I think that perhaps he did not count this as a commandment because he saw it as an instrumental value and not a commandment. Living in the Land obligates you in many other commandments (those dependent on the Land), but in and of itself it is not a commandment.
Discussion on Answer
In principle that is possible, but it doesn’t seem likely to me in the context of the commandment of settling the Land of Israel. With respect to morality and Torah study, there is a rationale for preferring to leave them without an explicit command. But regarding settling the Land of Israel, I don’t see such an advantage, especially according to Maimonides’ approach.
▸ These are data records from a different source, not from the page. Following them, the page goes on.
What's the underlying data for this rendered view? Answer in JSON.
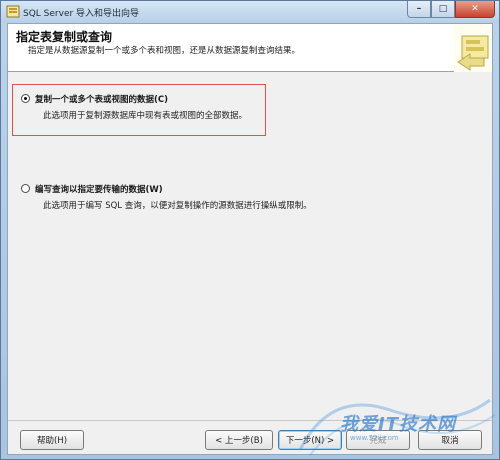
{
  "window": {
    "title": "SQL Server 导入和导出向导",
    "controls": {
      "minimize": "–",
      "maximize": "□",
      "close": "✕"
    }
  },
  "header": {
    "title": "指定表复制或查询",
    "subtitle": "指定是从数据源复制一个或多个表和视图，还是从数据源复制查询结果。"
  },
  "options": [
    {
      "label": "复制一个或多个表或视图的数据(C)",
      "description": "此选项用于复制源数据库中现有表或视图的全部数据。",
      "checked": true
    },
    {
      "label": "编写查询以指定要传输的数据(W)",
      "description": "此选项用于编写 SQL 查询，以便对复制操作的源数据进行操纵或限制。",
      "checked": false
    }
  ],
  "buttons": {
    "help": "帮助(H)",
    "back": "< 上一步(B)",
    "next": "下一步(N) >",
    "finish": "完成",
    "cancel": "取消"
  },
  "watermark": {
    "text": "我爱IT技术网",
    "sub": "www.52ij.com"
  },
  "colors": {
    "highlight": "#e05050",
    "titlebar": "#b7cfe7"
  },
  "icons": {
    "app": "app-icon",
    "header_art": "wizard-banner-icon"
  }
}
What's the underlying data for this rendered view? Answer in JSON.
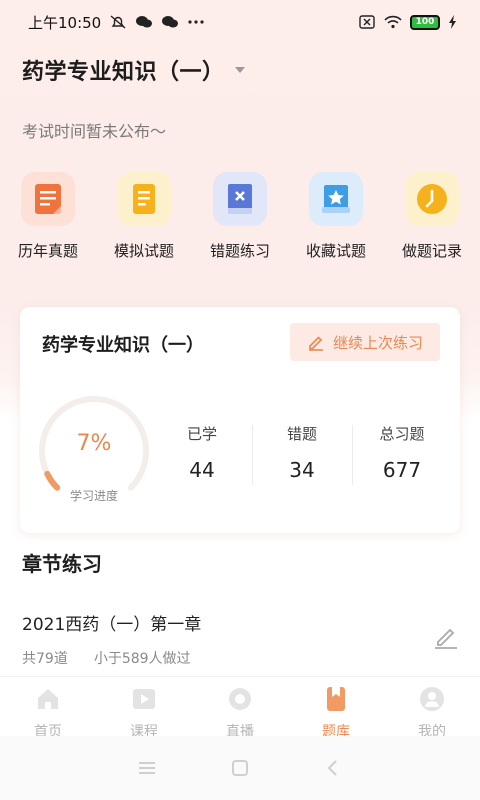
{
  "status_bar": {
    "time": "上午10:50",
    "battery": "100"
  },
  "header": {
    "title": "药学专业知识（一）",
    "exam_note": "考试时间暂未公布～"
  },
  "quick_actions": [
    {
      "label": "历年真题",
      "icon": "document-icon",
      "color": "#f0723c"
    },
    {
      "label": "模拟试题",
      "icon": "paper-icon",
      "color": "#f6b21c"
    },
    {
      "label": "错题练习",
      "icon": "wrong-book-icon",
      "color": "#5a78d6"
    },
    {
      "label": "收藏试题",
      "icon": "star-book-icon",
      "color": "#3d9ee6"
    },
    {
      "label": "做题记录",
      "icon": "clock-icon",
      "color": "#f6b21c"
    }
  ],
  "study_card": {
    "title": "药学专业知识（一）",
    "continue_label": "继续上次练习",
    "progress_percent": 7,
    "progress_text": "7%",
    "progress_label": "学习进度",
    "stats": [
      {
        "label": "已学",
        "value": "44"
      },
      {
        "label": "错题",
        "value": "34"
      },
      {
        "label": "总习题",
        "value": "677"
      }
    ]
  },
  "chapters": {
    "section_title": "章节练习",
    "items": [
      {
        "name": "2021西药（一）第一章",
        "count": "共79道",
        "done": "小于589人做过"
      }
    ]
  },
  "tab_bar": {
    "tabs": [
      {
        "label": "首页",
        "icon": "home-icon"
      },
      {
        "label": "课程",
        "icon": "course-icon"
      },
      {
        "label": "直播",
        "icon": "live-icon"
      },
      {
        "label": "题库",
        "icon": "question-bank-icon",
        "active": true
      },
      {
        "label": "我的",
        "icon": "profile-icon"
      }
    ]
  }
}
Settling the Land is the result of reward and punishment:
“And let the land not vomit you out.”
And just as there is no commandment to get to the Garden of Eden, so too there is no commandment to settle in the Land.
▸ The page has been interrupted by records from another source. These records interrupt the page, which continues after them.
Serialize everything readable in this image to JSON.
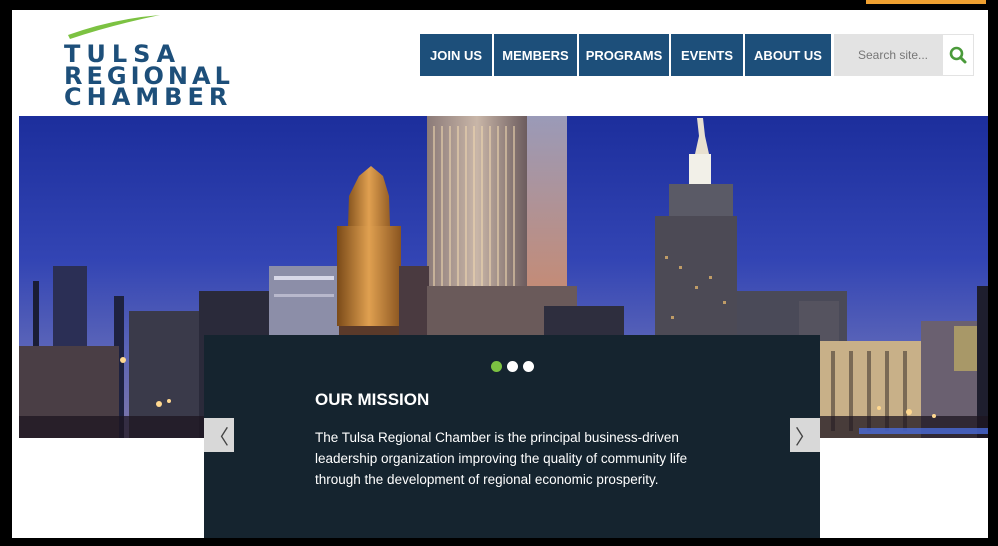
{
  "logo": {
    "line1": "TULSA",
    "line2": "REGIONAL",
    "line3": "CHAMBER",
    "swoosh_color": "#7cc242",
    "text_color": "#1d4f7a"
  },
  "nav": {
    "items": [
      {
        "label": "JOIN US"
      },
      {
        "label": "MEMBERS"
      },
      {
        "label": "PROGRAMS"
      },
      {
        "label": "EVENTS"
      },
      {
        "label": "ABOUT US"
      }
    ],
    "color": "#1d4f7a"
  },
  "search": {
    "placeholder": "Search site...",
    "icon": "search-icon",
    "icon_color": "#4a9a3a"
  },
  "hero": {
    "carousel_dots": 3,
    "active_dot": 0,
    "prev_icon": "chevron-left-icon",
    "next_icon": "chevron-right-icon",
    "prev_symbol": "〈",
    "next_symbol": "〉"
  },
  "mission": {
    "title": "OUR MISSION",
    "text": "The Tulsa Regional Chamber is the principal business-driven leadership organization improving the quality of community life through the development of regional economic prosperity.",
    "panel_color": "#15242f",
    "active_dot_color": "#7cc242"
  }
}
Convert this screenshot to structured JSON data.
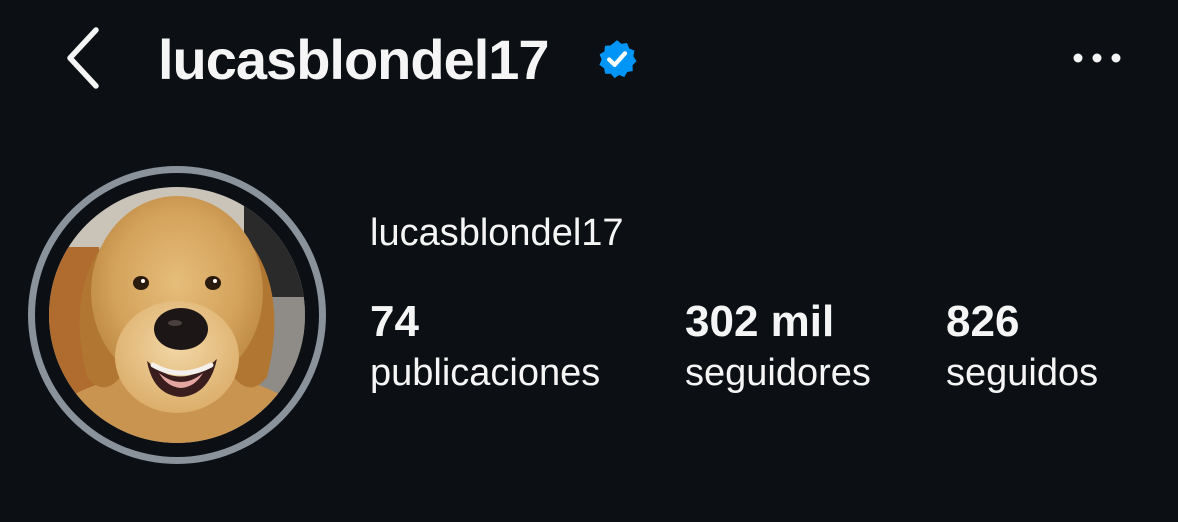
{
  "header": {
    "title": "lucasblondel17",
    "back_icon": "chevron-left-icon",
    "verified_icon": "verified-badge-icon",
    "more_icon": "more-horizontal-icon"
  },
  "profile": {
    "name": "lucasblondel17",
    "avatar_description": "golden-retriever-photo"
  },
  "stats": {
    "posts": {
      "value": "74",
      "label": "publicaciones"
    },
    "followers": {
      "value": "302 mil",
      "label": "seguidores"
    },
    "following": {
      "value": "826",
      "label": "seguidos"
    }
  },
  "colors": {
    "background": "#0c1014",
    "text": "#f5f5f5",
    "verified_blue": "#0095f6",
    "story_ring": "#8a929c"
  }
}
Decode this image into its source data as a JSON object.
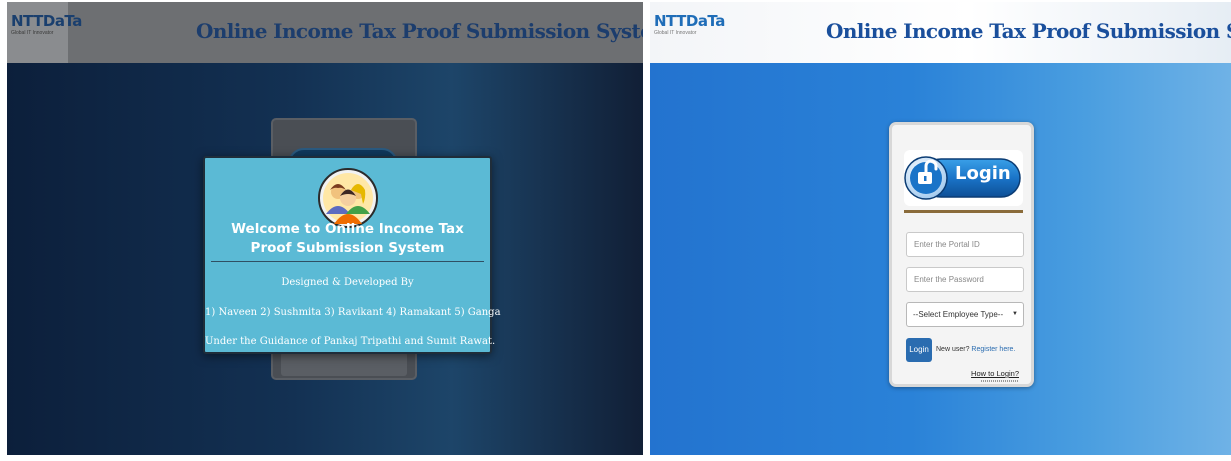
{
  "header": {
    "title": "Online Income Tax Proof Submission System",
    "logo_brand": "NTTDaTa",
    "logo_tagline": "Global IT Innovator"
  },
  "welcome_modal": {
    "title": "Welcome to Online Income Tax Proof Submission System",
    "designed_by": "Designed & Developed By",
    "developers": "1) Naveen 2) Sushmita 3) Ravikant 4) Ramakant 5) Ganga",
    "guidance": "Under the Guidance of Pankaj Tripathi and Sumit Rawat."
  },
  "login": {
    "banner_label": "Login",
    "portal_id_placeholder": "Enter the Portal ID",
    "password_placeholder": "Enter the Password",
    "employee_type_selected": "--Select Employee Type--",
    "login_button": "Login",
    "new_user_text": "New user?",
    "register_link": "Register here.",
    "how_to_login": "How to Login?"
  },
  "colors": {
    "header_title": "#1a4f9c",
    "login_button": "#2a6cb0",
    "modal_background": "#5bbad5",
    "right_background": "#2a82d8"
  }
}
“For you have not as yet come to the resting place and to the inheritance that the Lord your God is giving you. And you shall cross the Jordan and dwell in the land that the Lord your God is giving you as an inheritance, and He will give you rest from all your enemies round about, and you shall dwell securely.”
A reward.
In my opinion, the fact that in the Mishnah (Ketubot 13:11) the Land of Israel and Jerusalem are mentioned together can show that the attitude toward them is similar. They are holier places, of course, and that has practical implications, but there is no real obligation to live there.
I don’t see proof from there. There is indeed a hierarchy of holiness, but that does not prevent there from being a commandment to live in the Land of Israel. In the words of the Sages there is an expression of the commandment of settling the Land of Israel (such as the permission to write a deed for it on the Sabbath).
One of the roles of the Messiah king according to Maimonides is the ingathering of the exiles of Israel. I don’t know whether that is a Torah commandment, a prophetic ordinance, or preparation for a commandment for commandments that require all its inhabitants to be upon it, such as the Jubilee year and the like.
Maybe it is like the fact that he does not count the commandment of repentance? There are binding values even though they are not commandments.
(Like the distinction the Rabbi makes between Torah study, which anyone who understands its value is obligated in, and the commandment of Torah study, which is only to recite the Shema morning and evening.)